Geez, FX is gonna ruin its own reputation.
Sadly, you can't expect everything to be accurate in Hollywood. I think most people watching it though would regard it as true. People tend to get most their information and history lessons from movies. I know I have over the years, I wonder how much I think I know that just isn't so.

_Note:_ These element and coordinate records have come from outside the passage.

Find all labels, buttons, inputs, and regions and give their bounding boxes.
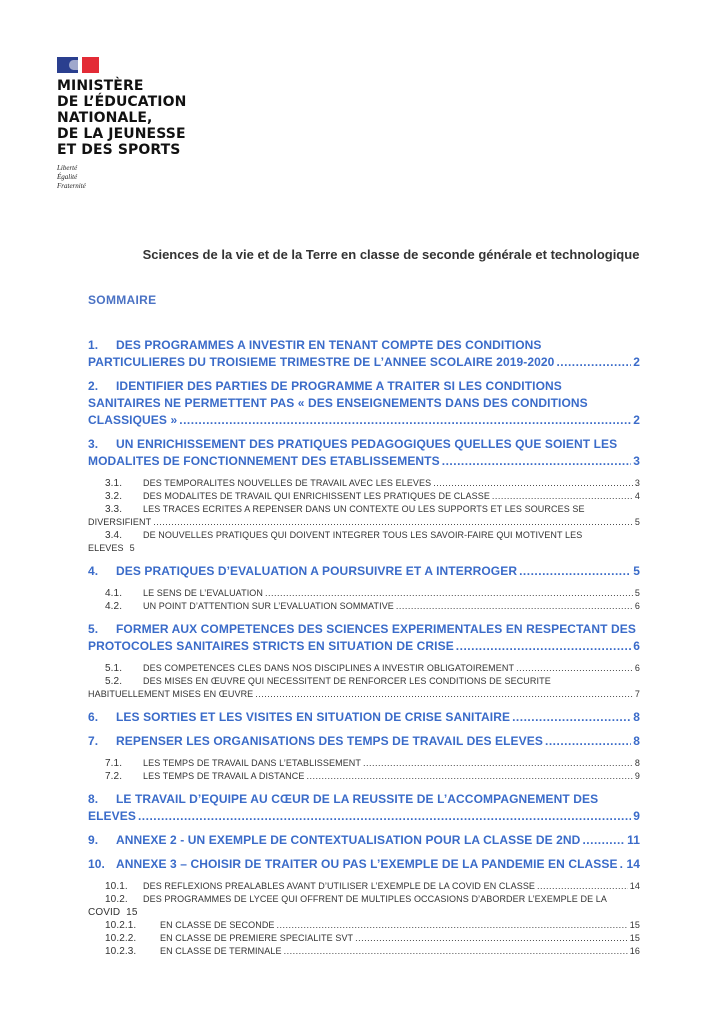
motto-line: Égalité <box>57 173 78 181</box>
toc-page-number: 3 <box>633 454 640 468</box>
toc-line <box>88 638 640 655</box>
toc-subsection-number: 3.3. <box>105 504 123 515</box>
toc-subsection-link[interactable] <box>88 662 640 675</box>
toc-section-link[interactable] <box>88 436 640 470</box>
french-flag-icon <box>57 57 99 73</box>
toc-leader-dots <box>284 945 628 958</box>
toc-entry-text: CLASSIQUES » <box>88 413 178 427</box>
toc-subsection-number: 3.2. <box>105 491 123 502</box>
ministry-line: MINISTÈRE <box>57 78 144 94</box>
toc-subsection-link[interactable] <box>88 880 640 893</box>
toc-line <box>88 856 640 873</box>
toc-subsection-number: 7.2. <box>105 771 123 782</box>
toc-subsection-link[interactable] <box>88 477 640 490</box>
toc-entry-text: EN CLASSE DE SECONDE <box>160 920 275 930</box>
toc-line <box>105 945 640 958</box>
toc-leader-dots <box>255 688 633 701</box>
toc-page-number: 2 <box>633 413 640 427</box>
toc-leader-dots <box>265 587 633 600</box>
toc-line <box>105 477 640 490</box>
toc-entry-text: DES COMPETENCES CLES DANS NOS DISCIPLINES A INVESTIR OBLIGATOIREMENT <box>143 663 515 673</box>
toc-subsection-link[interactable] <box>88 675 640 701</box>
toc-entry-text: UN POINT D’ATTENTION SUR L’EVALUATION SOMMATIVE <box>143 601 394 611</box>
toc-line <box>88 354 640 371</box>
toc-entry-text: LES TEMPS DE TRAVAIL DANS L’ETABLISSEMENT <box>143 758 361 768</box>
toc-leader-dots <box>396 600 633 613</box>
toc-leader-dots <box>492 490 633 503</box>
toc-section-number: 8. <box>88 792 99 806</box>
toc-entry-text: DES MODALITES DE TRAVAIL QUI ENRICHISSENT LES PRATIQUES DE CLASSE <box>143 491 490 501</box>
toc-subsection-number: 3.4. <box>105 530 123 541</box>
toc-subsection-link[interactable] <box>88 770 640 783</box>
toc-entry-text: PROTOCOLES SANITAIRES STRICTS EN SITUATION DE CRISE <box>88 639 454 653</box>
toc-line <box>88 688 640 701</box>
toc-entry-text: ELEVES <box>88 809 136 823</box>
toc-page-number: 6 <box>633 639 640 653</box>
toc-leader-dots <box>456 638 631 655</box>
toc-line <box>105 932 640 945</box>
toc-page-number: 15 <box>629 920 640 930</box>
toc-page-number: 8 <box>633 734 640 748</box>
toc-page-number: 5 <box>634 517 640 527</box>
toc-leader-dots <box>355 932 628 945</box>
ministry-line: ET DES SPORTS <box>57 142 181 158</box>
toc-subsection-link[interactable] <box>88 503 640 529</box>
toc-entry-text: EN CLASSE DE PREMIERE SPECIALITE SVT <box>160 933 354 943</box>
toc-line <box>88 563 640 580</box>
toc-leader-dots <box>363 757 633 770</box>
toc-entry-text: PARTICULIERES DU TROISIEME TRIMESTRE DE L’ANNEE SCOLAIRE 2019-2020 <box>88 355 555 369</box>
toc-page-number: 7 <box>634 689 640 699</box>
toc-line <box>88 832 640 849</box>
toc-entry-text: ELEVES <box>88 543 124 553</box>
toc-leader-dots <box>179 412 631 429</box>
toc-page-number: 5 <box>633 564 640 578</box>
toc-leader-dots <box>582 832 625 849</box>
toc-section-number: 9. <box>88 833 99 847</box>
toc-entry-text: 8. LE TRAVAIL D’EQUIPE AU CŒUR DE LA REUSSITE DE L’ACCOMPAGNEMENT DES <box>88 792 599 806</box>
toc-section-link[interactable] <box>88 733 640 750</box>
toc-page-number: 5 <box>129 543 135 553</box>
ministry-name <box>57 78 186 158</box>
toc-line <box>88 453 640 470</box>
toc-section-number: 4. <box>88 564 99 578</box>
toc-entry-text: LES TEMPS DE TRAVAIL A DISTANCE <box>143 771 305 781</box>
toc-page-number: 9 <box>633 809 640 823</box>
toc-entry-text: EN CLASSE DE TERMINALE <box>160 946 282 956</box>
toc-page-number: 8 <box>634 758 640 768</box>
toc-leader-dots <box>556 354 631 371</box>
toc-subsection-number: 3.1. <box>105 478 123 489</box>
toc-heading: SOMMAIRE <box>88 293 157 307</box>
toc-line <box>105 919 640 932</box>
toc-section-number: 1. <box>88 338 99 352</box>
toc-page-number: 4 <box>634 491 640 501</box>
toc-entry-text: 10.2. DES PROGRAMMES DE LYCEE QUI OFFRENT DE MULTIPLES OCCASIONS D’ABORDER L’EXEMPLE DE LA <box>105 894 607 905</box>
toc-entry-text: 5.2. DES MISES EN ŒUVRE QUI NECESSITENT DE RENFORCER LES CONDITIONS DE SECURITE <box>105 676 551 687</box>
toc-line <box>105 662 640 675</box>
toc-subsection-number: 10.2. <box>105 894 128 905</box>
toc-leader-dots <box>516 662 633 675</box>
motto-line: Fraternité <box>57 182 86 190</box>
toc-subsection-link[interactable] <box>88 529 640 555</box>
toc-leader-dots <box>545 733 631 750</box>
toc-leader-dots <box>138 808 631 825</box>
toc-line <box>105 757 640 770</box>
republic-motto <box>57 164 186 191</box>
toc-subsection-number: 4.2. <box>105 601 123 612</box>
toc-entry-text: DES TEMPORALITES NOUVELLES DE TRAVAIL AVEC LES ELEVES <box>143 478 432 488</box>
toc-page-number: 14 <box>629 881 640 891</box>
toc-page-number: 8 <box>633 710 640 724</box>
toc-entry-text: DES PRATIQUES D’EVALUATION A POURSUIVRE ET A INTERROGER <box>116 564 518 578</box>
toc-entry-text: 5. FORMER AUX COMPETENCES DES SCIENCES EXPERIMENTALES EN RESPECTANT DES <box>88 622 636 636</box>
toc-line <box>105 587 640 600</box>
toc-line <box>88 412 640 429</box>
toc-leader-dots <box>512 709 631 726</box>
ministry-line: NATIONALE, <box>57 110 153 126</box>
toc-entry-text: 3.4. DE NOUVELLES PRATIQUES QUI DOIVENT INTEGRER TOUS LES SAVOIR-FAIRE QUI MOTIVENT LES <box>105 530 583 541</box>
toc-page-number: 14 <box>626 857 640 871</box>
toc-page-number: 6 <box>634 601 640 611</box>
ministry-line: DE L’ÉDUCATION <box>57 94 187 110</box>
toc-entry-text: REPENSER LES ORGANISATIONS DES TEMPS DE TRAVAIL DES ELEVES <box>116 734 543 748</box>
toc-page-number: 3 <box>634 478 640 488</box>
toc-section-link[interactable] <box>88 563 640 580</box>
ministry-line: DE LA JEUNESSE <box>57 126 186 142</box>
toc-line <box>88 733 640 750</box>
toc-leader-dots <box>537 880 628 893</box>
toc-page-number: 2 <box>633 355 640 369</box>
toc-page-number: 6 <box>634 663 640 673</box>
toc-entry-text: LE SENS DE L’EVALUATION <box>143 588 264 598</box>
toc-line <box>105 490 640 503</box>
toc-section-link[interactable] <box>88 832 640 849</box>
toc-leader-dots <box>442 453 631 470</box>
toc-leader-dots <box>620 856 625 873</box>
toc-page-number: 15 <box>126 907 138 918</box>
toc-subsection-number: 10.2.3. <box>105 946 137 957</box>
toc-subsection-number: 10.2.1. <box>105 920 137 931</box>
toc-subsection-link[interactable] <box>88 600 640 613</box>
toc-entry-text: 3. UN ENRICHISSEMENT DES PRATIQUES PEDAGOGIQUES QUELLES QUE SOIENT LES <box>88 437 618 451</box>
toc-section-number: 6. <box>88 710 99 724</box>
toc-entry-text: SANITAIRES NE PERMETTENT PAS « DES ENSEIGNEMENTS DANS DES CONDITIONS <box>88 396 588 410</box>
toc-page-number: 5 <box>634 588 640 598</box>
toc-section-number: 2. <box>88 379 99 393</box>
toc-section-number: 7. <box>88 734 99 748</box>
toc-leader-dots <box>519 563 631 580</box>
toc-leader-dots <box>153 516 633 529</box>
toc-line <box>88 906 640 919</box>
toc-subsection-number: 7.1. <box>105 758 123 769</box>
toc-page-number: 11 <box>627 833 640 847</box>
table-of-contents <box>88 337 640 966</box>
toc-section-number: 3. <box>88 437 99 451</box>
toc-page-number: 9 <box>634 771 640 781</box>
toc-line <box>88 542 640 555</box>
toc-subsection-link[interactable] <box>88 490 640 503</box>
toc-section-link[interactable] <box>88 378 640 429</box>
toc-section-link[interactable] <box>88 856 640 873</box>
toc-line <box>105 600 640 613</box>
toc-subsection-number: 10.1. <box>105 881 128 892</box>
motto-line: Liberté <box>57 164 78 172</box>
toc-entry-text: DES REFLEXIONS PREALABLES AVANT D’UTILISER L’EXEMPLE DE LA COVID EN CLASSE <box>143 881 536 891</box>
toc-leader-dots <box>306 770 632 783</box>
toc-line <box>88 709 640 726</box>
toc-page-number: 16 <box>629 946 640 956</box>
toc-leader-dots <box>277 919 628 932</box>
toc-entry-text: 1. DES PROGRAMMES A INVESTIR EN TENANT COMPTE DES CONDITIONS <box>88 338 542 352</box>
ministry-logo <box>57 57 186 191</box>
toc-leader-dots <box>433 477 633 490</box>
toc-entry-text: 2. IDENTIFIER DES PARTIES DE PROGRAMME A TRAITER SI LES CONDITIONS <box>88 379 562 393</box>
toc-line <box>105 880 640 893</box>
document-title: Sciences de la vie et de la Terre en classe de seconde générale et technologique <box>142 247 640 262</box>
toc-subsection-number: 5.2. <box>105 676 123 687</box>
toc-line <box>105 770 640 783</box>
toc-section-number: 5. <box>88 622 99 636</box>
toc-section-link[interactable] <box>88 621 640 655</box>
toc-subsection-link[interactable] <box>88 932 640 945</box>
toc-subsection-link[interactable] <box>88 893 640 919</box>
toc-subsection-link[interactable] <box>88 757 640 770</box>
toc-section-link[interactable] <box>88 791 640 825</box>
toc-subsection-number: 10.2.2. <box>105 933 137 944</box>
toc-page-number: 15 <box>629 933 640 943</box>
toc-entry-text: ANNEXE 2 - UN EXEMPLE DE CONTEXTUALISATION POUR LA CLASSE DE 2ND <box>116 833 581 847</box>
toc-section-link[interactable] <box>88 709 640 726</box>
toc-subsection-number: 5.1. <box>105 663 123 674</box>
toc-line <box>88 808 640 825</box>
toc-subsection-link[interactable] <box>88 945 640 958</box>
toc-section-link[interactable] <box>88 337 640 371</box>
toc-subsection-link[interactable] <box>88 587 640 600</box>
toc-line <box>88 516 640 529</box>
toc-entry-text: 3.3. LES TRACES ECRITES A REPENSER DANS UN CONTEXTE OU LES SUPPORTS ET LES SOURCES SE <box>105 504 585 515</box>
toc-entry-text: DIVERSIFIENT <box>88 517 152 527</box>
toc-entry-text: COVID <box>88 907 121 918</box>
toc-entry-text: ANNEXE 3 – CHOISIR DE TRAITER OU PAS L’EXEMPLE DE LA PANDEMIE EN CLASSE <box>116 857 618 871</box>
toc-subsection-link[interactable] <box>88 919 640 932</box>
toc-section-number: 10. <box>88 857 105 871</box>
toc-subsection-number: 4.1. <box>105 588 123 599</box>
toc-entry-text: MODALITES DE FONCTIONNEMENT DES ETABLISSEMENTS <box>88 454 440 468</box>
toc-entry-text: LES SORTIES ET LES VISITES EN SITUATION DE CRISE SANITAIRE <box>116 710 511 724</box>
toc-entry-text: HABITUELLEMENT MISES EN ŒUVRE <box>88 689 254 699</box>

So while everyone was staring at the telescreen, US involvement in the Soviet v. Mohammedan war in opium farm Afghanistan suddenly segued into a huge injectable virus epidemic blossoming everywhere Christendom had banned clean needle purchases to protect godly prohibition from hippies no longer able to find psychedelics. But there was no trouble finding some drugs. Every substance US agents with guns confiscated by the tonne was pretty freely available with no labeling as to whether it was HIV-free. Then suddenly a breakthrough: replace the hydrochloride and confiscated product becomes a smokable that delivers the zings AND provides a handy pretext for asset-forfeiture confiscation of bank accounts, ships, airplanes, cattle ranches... and subprime-mortgage securitized real estate. What a surprise, eh?
The drug world is unsavory, much to the chagrin of stoner libertarians.